An experiment conducted in 1982 by Guth and Werner sought to test the extent of human rationality and perception of injustices. Called the Ultimatum Game, there are 2 participants, a proposer and a responder. The proposer’s role is to decide how to split $100 between himself and the responder. Whether it's 50:50 or 100:1. The proposer will offer his “proposed” split to the responder for decision. The responder will then either accept or decline the offer. If he accepts, the money is split exactly how the proposer offers it. If he declines, no one receives any money. The meetings are anonymous, and the participants interact only once, meaning there’s no additional game for retribution.

If we were to assume that both participants are 100% rational, there would be some expected results. The responder should accept every “proposal” the proposer offers. Whether it's $50 or $0.01. After all, something is better than nothing. On the other hand, the proposer should propose a 99:1 split because he knows that the responder has no choice but to accept. In this way, both parties are acting 100% rationally to acquire the most reward.

However, the results were different. Proposers often offered 50:50 splits, with nothing more than 20% less. On the other hand, responders tended to decline offers less than 30% despite the fact that both parties will get nothing. In this scenario, both parties behaved completely irrationally, but why?

The issue lies in our “Homo Economicus” perspective, or the perspective that humans are utility-maximizing individuals who will seek the most reward in a game. In most cases, there are different “rewards” that we all seek other than money. There are social rewards, psychological rewards, and other influences. The foremost influence is the concept of “fairness”. The proposer may seek to maintain his image of being a fair person, and sacrificing his self-character for $100 may not be desirable. On the other end, the responder would seek to punish the proposer if the proposal is unfair. In this case, the responder would rather seek the gratification of punishing his opponent than the meager money they would win.

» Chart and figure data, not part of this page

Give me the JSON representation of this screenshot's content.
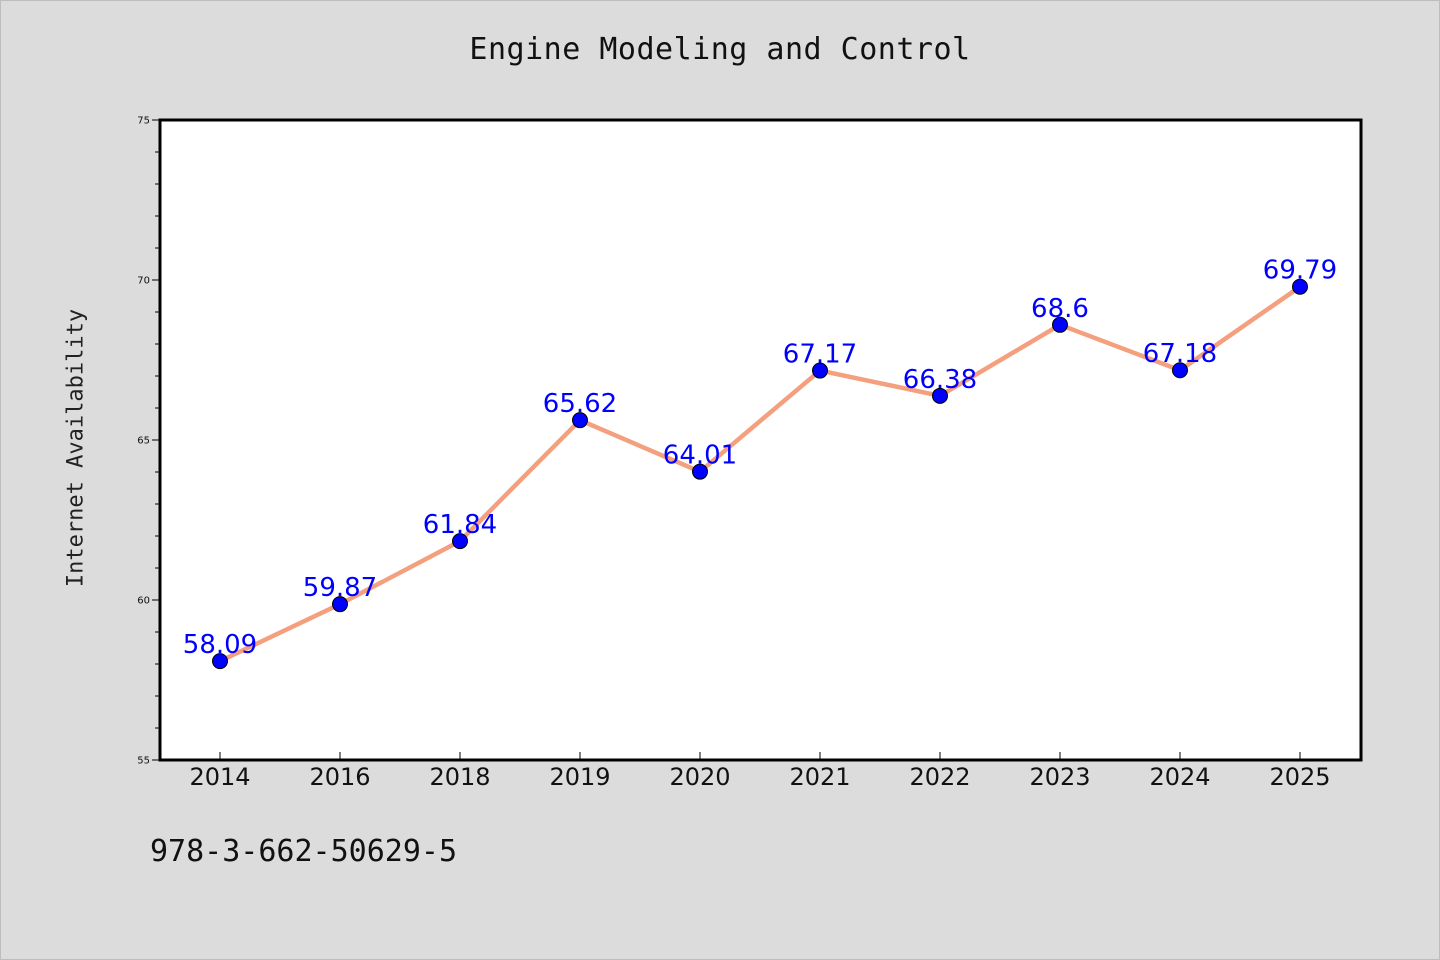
{
  "chart_data": {
    "type": "line",
    "title": "Engine Modeling and Control",
    "xlabel": "",
    "ylabel": "Internet Availability",
    "categories": [
      "2014",
      "2016",
      "2018",
      "2019",
      "2020",
      "2021",
      "2022",
      "2023",
      "2024",
      "2025"
    ],
    "series": [
      {
        "values": [
          58.09,
          59.87,
          61.84,
          65.62,
          64.01,
          67.17,
          66.38,
          68.6,
          67.18,
          69.79
        ],
        "data_labels": [
          "58.09",
          "59.87",
          "61.84",
          "65.62",
          "64.01",
          "67.17",
          "66.38",
          "68.6",
          "67.18",
          "69.79"
        ],
        "line_color": "#f4a07f",
        "marker_color": "#0000ff",
        "label_color": "#0000ff"
      }
    ],
    "ylim": [
      55,
      75
    ],
    "yticks": [
      "55",
      "60",
      "65",
      "70",
      "75"
    ],
    "grid": false,
    "legend": "none"
  },
  "footer": {
    "isbn": "978-3-662-50629-5"
  }
}
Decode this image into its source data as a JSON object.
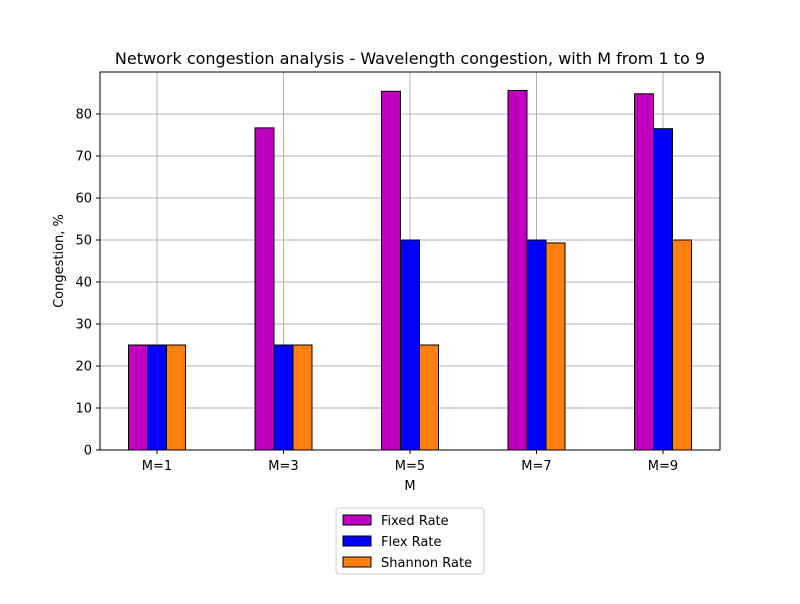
{
  "chart_data": {
    "type": "bar",
    "title": "Network congestion analysis - Wavelength congestion, with M from 1 to 9",
    "xlabel": "M",
    "ylabel": "Congestion, %",
    "categories": [
      "M=1",
      "M=3",
      "M=5",
      "M=7",
      "M=9"
    ],
    "ylim": [
      0,
      90
    ],
    "yticks": [
      0,
      10,
      20,
      30,
      40,
      50,
      60,
      70,
      80
    ],
    "grid": true,
    "legend_position": "bottom-center",
    "series": [
      {
        "name": "Fixed Rate",
        "color": "#bf00bf",
        "values": [
          25,
          76.7,
          85.4,
          85.6,
          84.8
        ]
      },
      {
        "name": "Flex Rate",
        "color": "#0000ff",
        "values": [
          25,
          25,
          50,
          50,
          76.5
        ]
      },
      {
        "name": "Shannon Rate",
        "color": "#ff7f0e",
        "values": [
          25,
          25,
          25,
          49.3,
          50
        ]
      }
    ]
  }
}
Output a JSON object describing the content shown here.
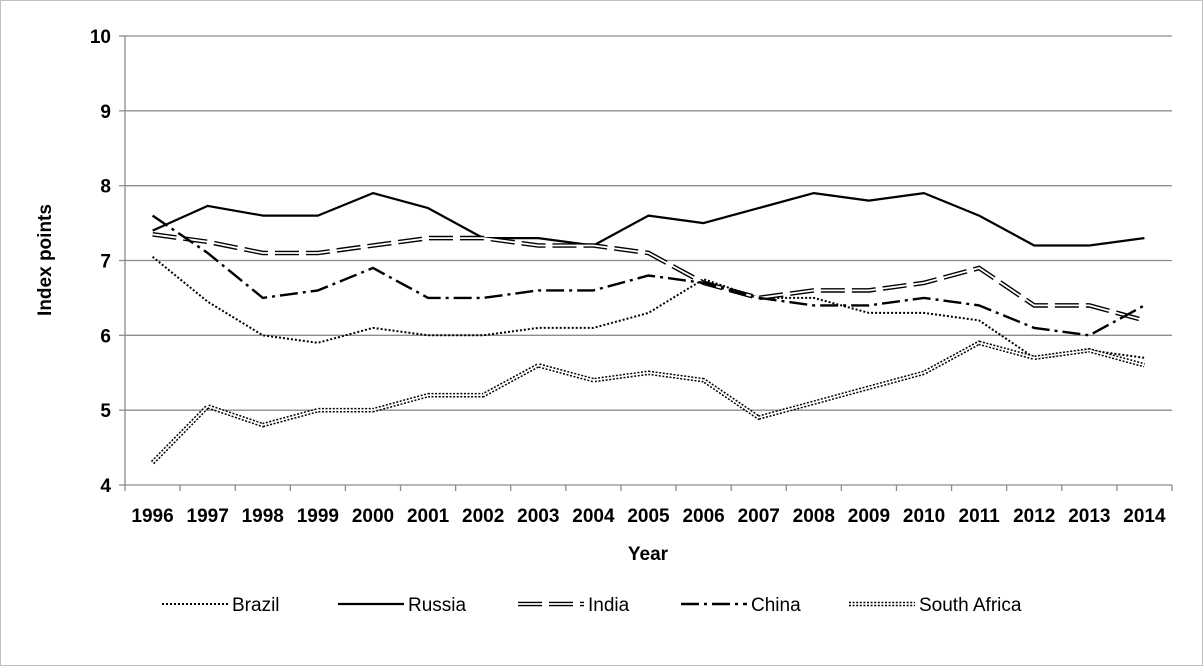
{
  "chart_data": {
    "type": "line",
    "title": "",
    "xlabel": "Year",
    "ylabel": "Index points",
    "ylim": [
      4,
      10
    ],
    "yticks": [
      4,
      5,
      6,
      7,
      8,
      9,
      10
    ],
    "categories": [
      "1996",
      "1997",
      "1998",
      "1999",
      "2000",
      "2001",
      "2002",
      "2003",
      "2004",
      "2005",
      "2006",
      "2007",
      "2008",
      "2009",
      "2010",
      "2011",
      "2012",
      "2013",
      "2014"
    ],
    "grid": "horizontal",
    "legend_position": "bottom",
    "series": [
      {
        "name": "Brazil",
        "style": "dotted",
        "values": [
          7.05,
          6.45,
          6.0,
          5.9,
          6.1,
          6.0,
          6.0,
          6.1,
          6.1,
          6.3,
          6.75,
          6.5,
          6.5,
          6.3,
          6.3,
          6.2,
          5.7,
          5.8,
          5.7
        ]
      },
      {
        "name": "Russia",
        "style": "solid",
        "values": [
          7.4,
          7.73,
          7.6,
          7.6,
          7.9,
          7.7,
          7.3,
          7.3,
          7.2,
          7.6,
          7.5,
          7.7,
          7.9,
          7.8,
          7.9,
          7.6,
          7.2,
          7.2,
          7.3
        ]
      },
      {
        "name": "India",
        "style": "long-dash-double",
        "values": [
          7.35,
          7.25,
          7.1,
          7.1,
          7.2,
          7.3,
          7.3,
          7.2,
          7.2,
          7.1,
          6.7,
          6.5,
          6.6,
          6.6,
          6.7,
          6.9,
          6.4,
          6.4,
          6.2
        ]
      },
      {
        "name": "China",
        "style": "dash-dot",
        "values": [
          7.6,
          7.1,
          6.5,
          6.6,
          6.9,
          6.5,
          6.5,
          6.6,
          6.6,
          6.8,
          6.7,
          6.5,
          6.4,
          6.4,
          6.5,
          6.4,
          6.1,
          6.0,
          6.4
        ]
      },
      {
        "name": "South Africa",
        "style": "double",
        "values": [
          4.3,
          5.05,
          4.8,
          5.0,
          5.0,
          5.2,
          5.2,
          5.6,
          5.4,
          5.5,
          5.4,
          4.9,
          5.1,
          5.3,
          5.5,
          5.9,
          5.7,
          5.8,
          5.6
        ]
      }
    ]
  }
}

Factors like culture and upbringing all come to bind people to act in altruism or vengeance despite rationality. But this is for a good reason. There are more long-term games we must prioritize over short-term gratification. Sure, we could exploit our peers, our coworkers, or our teammates to gain a competitive edge. And sometimes, the victim might not be in a position to act in his or her best interest. But often, people act irrationally, and if we play selfish short-term games often enough, we will find many enemies waiting and willing to bring us down.

On the other hand, selfless short-term acts of kindness or generosity can pay us back. Even when the other person doesn’t have to pay us back, they often will in order to be fair. Fostering good-will and support from others by losing the short-term game can help us in the long run. There is a reason why most cultures possess the same or similar notions of fairness. That’s because we evolved to be fair to one another in order to survive. A tribe of selfish humans can never collectively survive in the wilderness. A company that works its employees like dogs will find its short-term income rising but its talented workers leaving and productivity decaying. Humans aren’t 100% rational, but it's only because all the rationality in the world cannot outweigh friends, family, coworkers, and allies.

To conclude, we ought to change our perspective on mankind and revise the idea that every consumer or entrepreneur plays rationally in the free-market. There are often higher goals than short-term monetary gain that some companies play, and figuring out that higher game can be important. And most importantly, we should seek to play that higher game and learn to recognize the deeper motivations of people. Through this, we can better understand how to cooperate with others, work effectively, and accomplish more than we could on our own.